Personal information
- Full name: Francis William George Gore
- Born: 22 June 1855 Newton St Loe, Somerset, England
- Died: 17 July 1938 (aged 83) Victoria, London, England
- Batting: Unknown
- Relations: Viscount Throwley (brother-in-law) Henry Milles (brother-in-law)

Career statistics
| Competition | First-class |
| Matches | 1 |
| Runs scored | 0 |
| Batting average | 0.00 |
| 100s/50s | –/– |
| Top score | 0* |
| Catches/stumpings | 2/– |
- Source: Cricinfo, 19 September 2019

= Francis Gore (cricketer) =

English cricketer and British Army officer

Col. Francis William George Gore (22 June 1855 – 17 July 1938) was a British Army officer and first-class cricketer.

==Early life and education==

Gore was born in Somerset at Newton St Loe, into the aristocratic Gore family of Ango-Irish origin. He was the only son of Rev. George Gore and his wife, Frances Anne Rous, granddaughter of George Rous.

He was educated at Harrow School, before going up to Christ Church, Oxford. Gore was also a student of the Inner Temple, but was never called to the bar.

==Cricket==

He made a single appearance in first-class cricket when he played for I Zingari against Yorkshire in the Scarborough Festival of 1881. Batting twice in the match, he was dismissed without scoring by Edmund Peate in the I Zingari first-innings, while in their second-innings of 236 all out he was unbeaten without scoring.

==Military career==
Gore was a lieutenant in the North Somerset Yeomanry, a Yeomanry regiment based in the county. He volunteered for active service in the Second Boer War, and on 18 April 1900 was commissioned a lieutenant in the Imperial Yeomanry, serving in the 20th Battalion which departed Southampton for South Africa on board the SS Canada in the middle of April 1900. Promotion to the rank of captain followed in January 1901, and to major the following April. Gore later transferred to the City of London Yeomanry in April 1908, with promotion to the honorary rank of lieutenant colonel coming shortly before his transfer in March 1908. Gore served in the First World War, obtaining the full rank of lieutenant colonel in November 1914, before reverting shortly after at his own request to the rank of major and honorary lieutenant colonel. He was again promoted to the rank of lieutenant colonel in January 1917, antedated to June 1916. He retired from active service in February 1920, having reached the age limit for service, at which point he was decorated with the Territorial Decoration.
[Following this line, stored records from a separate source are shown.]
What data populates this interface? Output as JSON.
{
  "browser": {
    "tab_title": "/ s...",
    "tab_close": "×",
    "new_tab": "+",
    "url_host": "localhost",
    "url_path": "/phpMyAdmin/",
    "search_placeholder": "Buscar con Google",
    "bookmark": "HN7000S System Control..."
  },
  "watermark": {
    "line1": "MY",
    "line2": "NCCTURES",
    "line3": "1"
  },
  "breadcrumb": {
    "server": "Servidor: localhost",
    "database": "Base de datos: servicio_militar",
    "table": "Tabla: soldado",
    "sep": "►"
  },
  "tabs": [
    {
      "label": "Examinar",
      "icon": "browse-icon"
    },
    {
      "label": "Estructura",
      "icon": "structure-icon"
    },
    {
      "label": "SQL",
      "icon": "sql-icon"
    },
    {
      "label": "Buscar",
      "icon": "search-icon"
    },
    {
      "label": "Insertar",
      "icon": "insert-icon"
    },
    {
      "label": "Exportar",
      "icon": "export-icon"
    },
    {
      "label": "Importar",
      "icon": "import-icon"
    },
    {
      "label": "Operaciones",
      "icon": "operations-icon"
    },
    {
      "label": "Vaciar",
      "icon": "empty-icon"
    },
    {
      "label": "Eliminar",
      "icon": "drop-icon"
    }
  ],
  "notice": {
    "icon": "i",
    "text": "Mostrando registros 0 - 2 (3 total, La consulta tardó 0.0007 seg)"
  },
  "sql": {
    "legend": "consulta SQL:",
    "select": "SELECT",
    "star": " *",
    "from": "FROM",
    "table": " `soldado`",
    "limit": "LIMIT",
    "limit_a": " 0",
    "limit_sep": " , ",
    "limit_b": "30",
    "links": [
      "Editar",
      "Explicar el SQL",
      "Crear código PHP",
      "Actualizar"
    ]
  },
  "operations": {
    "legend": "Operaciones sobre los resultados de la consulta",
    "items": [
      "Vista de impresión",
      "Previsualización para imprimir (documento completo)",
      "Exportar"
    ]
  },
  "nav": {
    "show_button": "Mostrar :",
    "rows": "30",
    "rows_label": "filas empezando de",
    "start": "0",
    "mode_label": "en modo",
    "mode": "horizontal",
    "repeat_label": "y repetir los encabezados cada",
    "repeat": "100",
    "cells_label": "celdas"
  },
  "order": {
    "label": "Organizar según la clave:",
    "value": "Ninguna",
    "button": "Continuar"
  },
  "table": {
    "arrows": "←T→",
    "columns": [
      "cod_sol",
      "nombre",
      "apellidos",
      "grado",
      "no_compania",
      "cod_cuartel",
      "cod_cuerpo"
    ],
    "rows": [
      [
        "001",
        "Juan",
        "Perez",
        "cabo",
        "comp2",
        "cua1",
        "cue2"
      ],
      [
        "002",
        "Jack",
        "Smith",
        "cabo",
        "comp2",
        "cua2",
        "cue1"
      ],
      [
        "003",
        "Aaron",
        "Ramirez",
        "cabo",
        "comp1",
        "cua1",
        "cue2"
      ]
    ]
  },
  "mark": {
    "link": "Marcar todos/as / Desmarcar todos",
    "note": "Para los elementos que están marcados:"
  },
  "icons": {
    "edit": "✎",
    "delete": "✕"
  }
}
He served as the deputy lieutenant of Monmouthshire in 1889-90. He also served during his life as a justice of the peace for Glamorgan.

==Personal life==

Gore married Lady Constance Grace Milles, the daughter of George Milles, 1st Earl Sondes, in October 1885. They had three children: Christopher Gerald Gore, Violet Gladys Gore, and Crystal Gloria Gore. Through his son, he is the ancestor of Georgina Fitzalan-Howard, Duchess of Norfolk (née Gore) and Henry Fitzalan-Howard, Earl of Arundel, heir to the Duke of Norfolk.

His brothers-in-law, Henry Milles and George Milles-Lade, both played first-class cricket.

Gore died in July 1938 at Victoria, London. He was survived by his wife and three of their four children.